A golf ball released from a height of 1.80 m above a concrete floor, bounces back to a height of 1.06 m. If the ball is in contact with the floor for 4.62 ms, what is the magnitude of the average acceleration a of the ball while it is in contact with the floor?

Quidditch told me that the first steps would be to find the velocity as the ball first makes contact with the floor, and the velocity as the ball leaves the floor. But I'm still unsure how to do this...

THANK YOU!

To find the velocity as the ball first makes contact with the floor, we can use the equation:

v = u + at

Where:
- v is the final velocity
- u is the initial velocity
- a is the acceleration
- t is the time taken

In this case, the initial velocity u is 0 (as the ball is released from rest). We are trying to find the final velocity v, and the time taken t is given as 4.62 ms.

So, the equation becomes:

v = 0 + a * 0.00462

Simplifying, we get:

v = 0.00462a

Now, let's find the velocity as the ball leaves the floor. We can use the same equation:

v = u + at

In this case, the final velocity v is 0 (as the ball momentarily stops at the maximum height), the initial velocity u is the velocity at which the ball leaves the floor, and the time taken t is still 4.62 ms.

So, the equation becomes:

0 = u + a * 0.00462

Simplifying, we get:

u = -0.00462a

From the given information, the initial height (h1) is 1.80 m, and the final height (h2) is 1.06 m. The ball reaches its maximum height when its velocity becomes zero, so we can use the equation:

v^2 = u^2 + 2as

Where:
- v is the final velocity (0 m/s)
- u is the initial velocity
- a is the acceleration (which we need to find)
- s is the displacement (h2 - h1)

Plugging in the values, we get:

0^2 = u^2 + 2a(h2 - h1)

Simplifying, we get:

0 = u^2 + 2a(h2 - h1)

Substituting the previously found value for u (-0.00462a), we can write:

0 = (-0.00462a)^2 + 2a(h2 - h1)

Expanding and simplifying the equation, we have:

0 = 0.0000213444a^2 + 2a(1.06 - 1.80)

0 = 0.0000213444a^2 + 2a(-0.74)

0 = 0.0000213444a^2 - 1.48a

Now, we can factor out 'a' from the equation:

a(0.0000213444a - 1.48) = 0

Now, there are two possibilities for the average acceleration: either a = 0 or (0.0000213444a - 1.48) = 0.

If a = 0, then the magnitude of the average acceleration is 0. Otherwise, if (0.0000213444a - 1.48) = 0, solving for a gives:

0.0000213444a = 1.48

a ≈ 69.307 m/s²

Therefore, the magnitude of the average acceleration a of the ball while it is in contact with the floor is approximately 69.307 m/s².

To find the magnitude of the average acceleration of the golf ball while it is in contact with the floor, you can use the kinematic equation:

v = u + at

where:
v = final velocity
u = initial velocity
a = acceleration
t = time

In this case, we are given the initial height (h1) as 1.80 m, and the final height (h2) as 1.06 m.

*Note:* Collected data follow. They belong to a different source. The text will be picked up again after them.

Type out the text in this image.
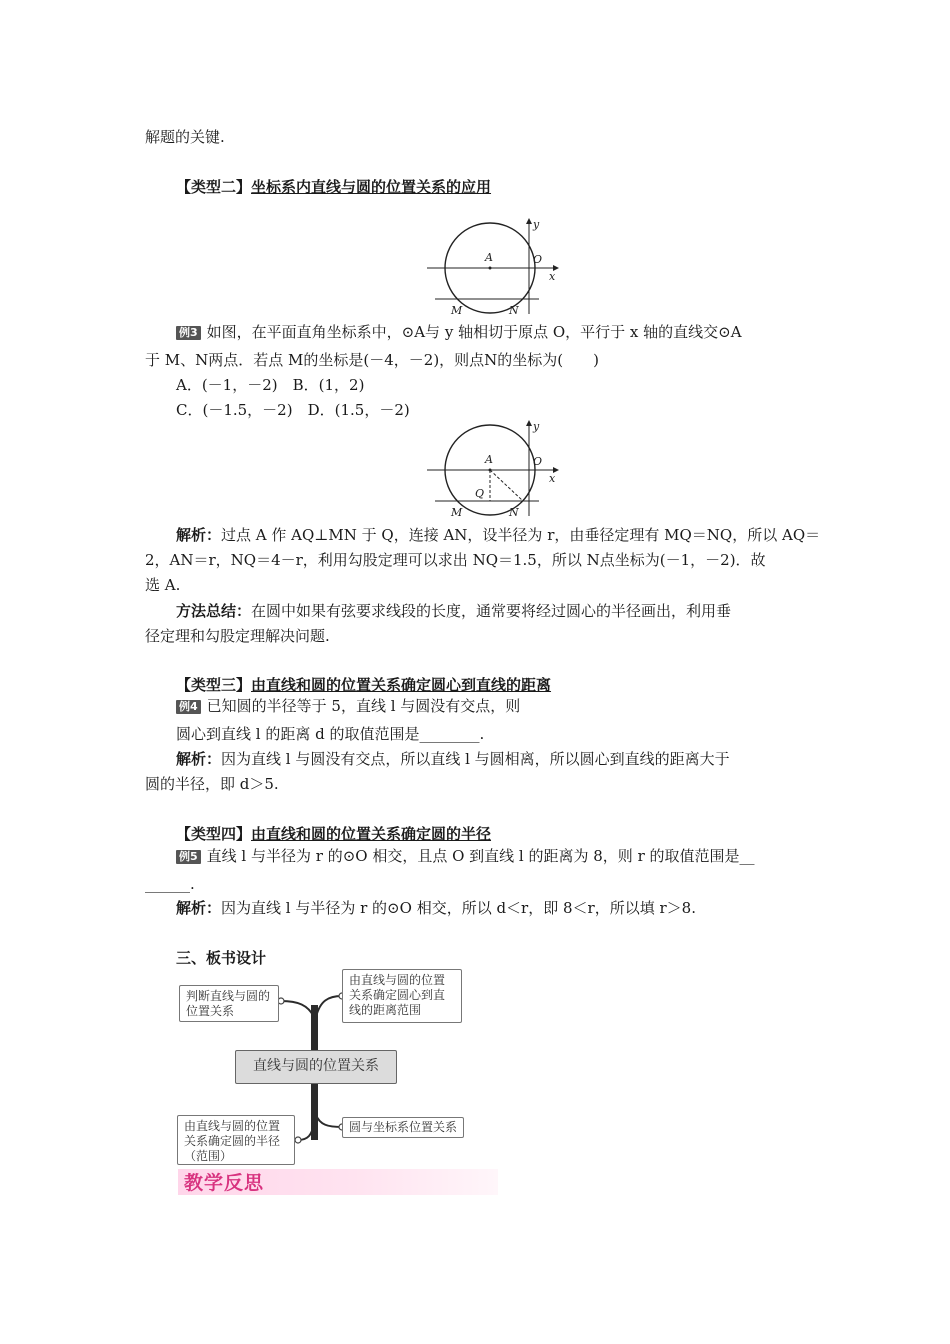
解题的关键.
【类型二】坐标系内直线与圆的位置关系的应用
A	O
x
y
M	N
例3 如图，在平面直角坐标系中，⊙A与 y 轴相切于原点 O，平行于 x 轴的直线交⊙A
于 M、N两点．若点 M的坐标是(－4，－2)，则点N的坐标为(　　)
A．(－1，－2)　B．(1，2)
C．(－1.5，－2)　D．(1.5，－2)
A	O
x
y
M	N
Q
解析：过点 A 作 AQ⊥MN 于 Q，连接 AN，设半径为 r，由垂径定理有 MQ＝NQ，所以 AQ＝
2，AN＝r，NQ＝4－r，利用勾股定理可以求出 NQ＝1.5，所以 N点坐标为(－1，－2)．故
选 A.
方法总结：在圆中如果有弦要求线段的长度，通常要将经过圆心的半径画出，利用垂
径定理和勾股定理解决问题.
【类型三】由直线和圆的位置关系确定圆心到直线的距离
例4 已知圆的半径等于 5，直线 l 与圆没有交点，则
圆心到直线 l 的距离 d 的取值范围是________.
解析：因为直线 l 与圆没有交点，所以直线 l 与圆相离，所以圆心到直线的距离大于
圆的半径，即 d＞5.
【类型四】由直线和圆的位置关系确定圆的半径
例5 直线 l 与半径为 r 的⊙O 相交，且点 O 到直线 l 的距离为 8，则 r 的取值范围是__
______.
解析：因为直线 l 与半径为 r 的⊙O 相交，所以 d＜r，即 8＜r，所以填 r＞8.
三、板书设计
判断直线与圆的位置关系
由直线与圆的位置关系确定圆心到直线的距离范围
直线与圆的位置关系
由直线与圆的位置关系确定圆的半径（范围）
圆与坐标系位置关系
教学反思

We can use the equation for the height of an object in free fall:

h = ut + (1/2)at^2

Since the ball is released from rest, the initial velocity (u) is 0. Let's consider the time it takes for the golf ball to fall from the initial height to the floor as t1, and the time it takes for the ball to rise from the floor to the final height as t2.

Using the equation for the height h1:

h1 = (1/2)at1^2

Solving for t1:

2h1 / a = t1^2
t1 = sqrt(2h1 / a)

Using the equation for the height h2:

h2 = (1/2)at2^2

Solving for t2:

2h2 / a = t2^2
t2 = sqrt(2h2 / a)

Since the total time the ball is in contact with the floor is given as 4.62 ms, we have:

t1 + t2 = 4.62 ms

Substituting the values for t1 and t2:

sqrt(2h1 / a) + sqrt(2h2 / a) = 4.62 ms

Now, you can use algebraic techniques to solve this equation for the value of a.

the velocity when the ball first contacts the floor is:

V1 = sqrt(2*g*s)
V1= sqrt(2 * 9.8(m/s^s) * 1.8m)

The velocity when the ball just leaves (rebounds) works the same way except for the distance sign
V2 = sqrt(2 * 9.8(m/s^2) * (-1.06m))

V1 - V2= delta V (you will be subtracting a negative number remember for V2.

It is given that delta t is 4.62ms

acceleration = (delta v) / (delta t)

Don't forget to change the ms time to seconds.